One of Canada’s most historically significant explorers, the Scottish born Sir Alexander Mackenzie, reached the Pacific Ocean (and the end of his groundbreaking trip across the country) on July 20, 1793 although he himself commemorated it two days later, on the 22nd.
His travels across the country were actually divided into two separate expeditions; the first one, in 1789, was a river expedition to the Arctic Ocean although this wasn’t the direction he had actually meant to travel (sounds a bit like my sense of direction…). From a colleague in Montreal, he had learned that the First Nations people understood how the local rivers flowed to the northwest and, acting on this information, he set out on what was then known as the Dehcho (now the Mackenzie) River by canoe in the hope of finding the northwest passage to the Pacific Ocean.
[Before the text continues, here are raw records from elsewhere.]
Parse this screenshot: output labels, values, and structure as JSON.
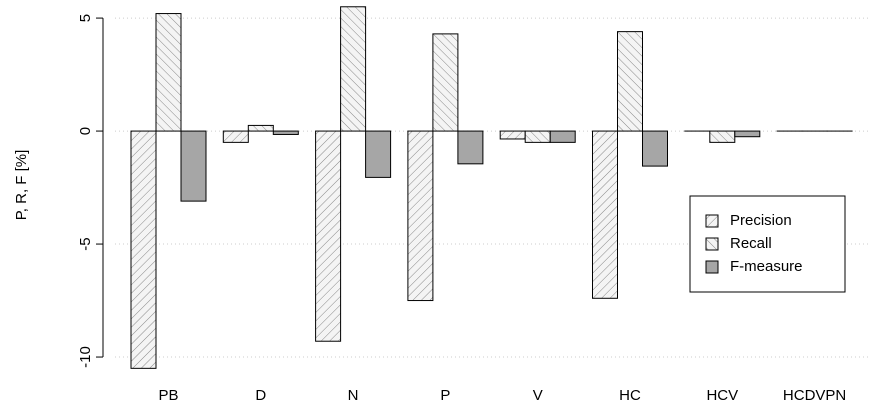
{
  "chart_data": {
    "type": "bar",
    "ylabel": "P, R, F [%]",
    "categories": [
      "PB",
      "D",
      "N",
      "P",
      "V",
      "HC",
      "HCV",
      "HCDVPN"
    ],
    "series": [
      {
        "name": "Precision",
        "color": "#ececec",
        "hatch": "/",
        "values": [
          -10.5,
          -0.5,
          -9.3,
          -7.5,
          -0.35,
          -7.4,
          0,
          0
        ]
      },
      {
        "name": "Recall",
        "color": "#ececec",
        "hatch": "\\",
        "values": [
          5.2,
          0.25,
          5.5,
          4.3,
          -0.5,
          4.4,
          -0.5,
          0
        ]
      },
      {
        "name": "F-measure",
        "color": "#a6a6a6",
        "values": [
          -3.1,
          -0.15,
          -2.05,
          -1.45,
          -0.5,
          -1.55,
          -0.25,
          0
        ]
      }
    ],
    "ylim": [
      -10.6,
      5.8
    ],
    "yticks": [
      -10,
      -5,
      0,
      5
    ],
    "grid": true,
    "legend": "lower right"
  }
}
Instead, he ended up traveling in the opposite direction and ended up at the Atlantic Ocean on July 14, 1789.
In Mackenzie’s mind this was a massive disappointment (he even initially named the river that would become the Mackenzie, ‘Disappointment River’) and, as a result of this set back, he returned to Great Britain in 1791 to study up on the new advances in longitude before returning to Canada in 1792.
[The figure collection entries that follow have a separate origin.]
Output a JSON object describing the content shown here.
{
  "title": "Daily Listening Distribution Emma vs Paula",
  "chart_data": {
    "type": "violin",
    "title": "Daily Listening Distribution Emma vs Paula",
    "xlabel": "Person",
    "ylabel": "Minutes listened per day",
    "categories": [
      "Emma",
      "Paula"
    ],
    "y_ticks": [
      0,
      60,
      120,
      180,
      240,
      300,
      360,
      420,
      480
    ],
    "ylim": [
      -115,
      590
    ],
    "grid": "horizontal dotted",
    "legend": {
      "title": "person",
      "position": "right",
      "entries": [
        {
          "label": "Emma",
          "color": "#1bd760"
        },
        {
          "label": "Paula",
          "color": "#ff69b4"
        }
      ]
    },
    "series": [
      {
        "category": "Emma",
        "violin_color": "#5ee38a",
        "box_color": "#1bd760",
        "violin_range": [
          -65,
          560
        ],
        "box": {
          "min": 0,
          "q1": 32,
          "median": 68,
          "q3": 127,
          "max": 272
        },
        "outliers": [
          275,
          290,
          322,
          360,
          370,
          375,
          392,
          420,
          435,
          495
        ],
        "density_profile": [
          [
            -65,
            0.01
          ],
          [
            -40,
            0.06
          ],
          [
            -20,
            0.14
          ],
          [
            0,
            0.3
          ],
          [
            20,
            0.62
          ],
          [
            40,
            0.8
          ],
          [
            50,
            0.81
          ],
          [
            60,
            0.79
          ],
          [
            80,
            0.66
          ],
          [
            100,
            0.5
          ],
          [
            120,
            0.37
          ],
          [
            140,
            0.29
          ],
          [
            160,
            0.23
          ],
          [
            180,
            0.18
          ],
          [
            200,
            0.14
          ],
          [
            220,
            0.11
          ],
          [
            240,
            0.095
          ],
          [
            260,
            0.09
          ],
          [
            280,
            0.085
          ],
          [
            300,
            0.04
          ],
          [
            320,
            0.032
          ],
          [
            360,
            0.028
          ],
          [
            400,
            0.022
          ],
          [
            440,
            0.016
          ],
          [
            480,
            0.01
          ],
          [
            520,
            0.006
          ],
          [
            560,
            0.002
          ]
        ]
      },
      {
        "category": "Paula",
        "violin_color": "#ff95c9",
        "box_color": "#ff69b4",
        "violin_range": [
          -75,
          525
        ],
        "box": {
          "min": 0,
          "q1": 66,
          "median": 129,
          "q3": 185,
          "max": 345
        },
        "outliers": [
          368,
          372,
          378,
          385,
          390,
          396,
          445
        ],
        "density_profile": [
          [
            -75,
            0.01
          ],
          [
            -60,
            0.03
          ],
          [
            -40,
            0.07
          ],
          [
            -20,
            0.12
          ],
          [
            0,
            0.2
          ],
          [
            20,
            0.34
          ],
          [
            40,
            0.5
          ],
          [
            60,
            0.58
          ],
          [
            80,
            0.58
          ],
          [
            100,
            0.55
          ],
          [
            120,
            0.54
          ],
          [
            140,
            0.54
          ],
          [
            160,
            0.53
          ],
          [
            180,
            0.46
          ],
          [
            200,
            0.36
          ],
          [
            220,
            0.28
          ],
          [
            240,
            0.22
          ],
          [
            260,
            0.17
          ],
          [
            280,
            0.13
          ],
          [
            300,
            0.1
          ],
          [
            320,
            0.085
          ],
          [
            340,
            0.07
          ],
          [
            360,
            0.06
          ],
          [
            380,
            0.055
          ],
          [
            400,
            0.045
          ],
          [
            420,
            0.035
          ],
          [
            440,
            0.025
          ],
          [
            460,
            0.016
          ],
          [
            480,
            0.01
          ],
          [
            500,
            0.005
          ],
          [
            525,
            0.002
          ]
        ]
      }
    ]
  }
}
1792-1793 marked the years of his second, more successful, expedition and the one which played a significant role in the history of British Columbia. Accompanied by two native guides, his cousin, six Canadian voyagers, and a dog, Mackenzie set out from Fort Chipewyan on the 10th of October 1792 and set out along the Pine River the flow of which eventually lead to the Peace River. After building and wintering at what is now known as Fort Fork, the company set out to continue along the length of the Peace River on March 9, 1793 before finally reaching the upper region of the Fraser River.
Having been told by the first nations people in the area, that the Fraser Canyon was un-navigational and populated by tribes who had a history of being unfriendly to outsiders, Mackenzie and his companions elected instead to ascend the West Road River, cross over the Coast Mountains, and descend the Bella Coola River towards the sea. On July 20, 1793; he reached Bella Coola and became the first recorded person to complete a transcontinental crossing of North America north of Mexico and, by only a matter of 48 days, missed meeting George Vancouver there. His initial plan had been to continue westward with the intent to reach the open ocean of the Pacific but was stopped from obtaining this goal by the Heiltsuk peoples and, so, had to be content with writing a message on a rock near the water’s edge of the Dean Channel instead.
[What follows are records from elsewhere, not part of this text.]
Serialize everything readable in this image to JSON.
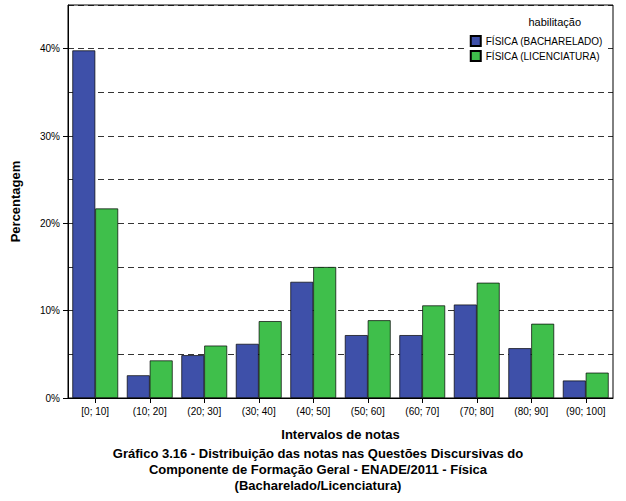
{
  "chart_data": {
    "type": "bar",
    "title": "Gráfico 3.16 - Distribuição das notas nas Questões Discursivas do\nComponente de Formação Geral - ENADE/2011 - Física\n(Bacharelado/Licenciatura)",
    "x_label": "Intervalos de notas",
    "y_label": "Percentagem",
    "legend_title": "habilitação",
    "legend": "upper right",
    "grid": true,
    "categories": [
      "[0; 10]",
      "(10; 20]",
      "(20; 30]",
      "(30; 40]",
      "(40; 50]",
      "(50; 60]",
      "(60; 70]",
      "(70; 80]",
      "(80; 90]",
      "(90; 100]"
    ],
    "series": [
      {
        "name": "FÍSICA (BACHARELADO)",
        "color": "#3e50a9",
        "values": [
          39.8,
          2.6,
          4.9,
          6.2,
          13.3,
          7.2,
          7.2,
          10.7,
          5.7,
          2.0
        ]
      },
      {
        "name": "FÍSICA (LICENCIATURA)",
        "color": "#3fbf4b",
        "values": [
          21.7,
          4.3,
          6.0,
          8.8,
          15.0,
          8.9,
          10.6,
          13.2,
          8.5,
          2.9
        ]
      }
    ],
    "ylim": [
      0,
      45
    ],
    "yticks": [
      {
        "value": 0,
        "label": "0%"
      },
      {
        "value": 10,
        "label": "10%"
      },
      {
        "value": 20,
        "label": "20%"
      },
      {
        "value": 30,
        "label": "30%"
      },
      {
        "value": 40,
        "label": "40%"
      }
    ]
  }
}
At a later point in time, these words were permanently inscribed by surveyors and the rock itself, as well as the area around it, are now part of the Sir Alexander Mackenzie Provincial Park. Even though Mackenzie did not achieve his goal of reaching the open waters of the ocean, he still became the first individual to traverse the span of the country over land as well as the first to navigate so many of the inland waterways which cover the face of Canada. Possibly, the part of his journey that had the most long-term impact though, was that it showed the European explorers who had crossed the Atlantic Ocean and landed on the eastern coast of the new world that it was possible to cross the expanse of this country and played a huge role in opening up the western regions of Canada to these colonizing forces.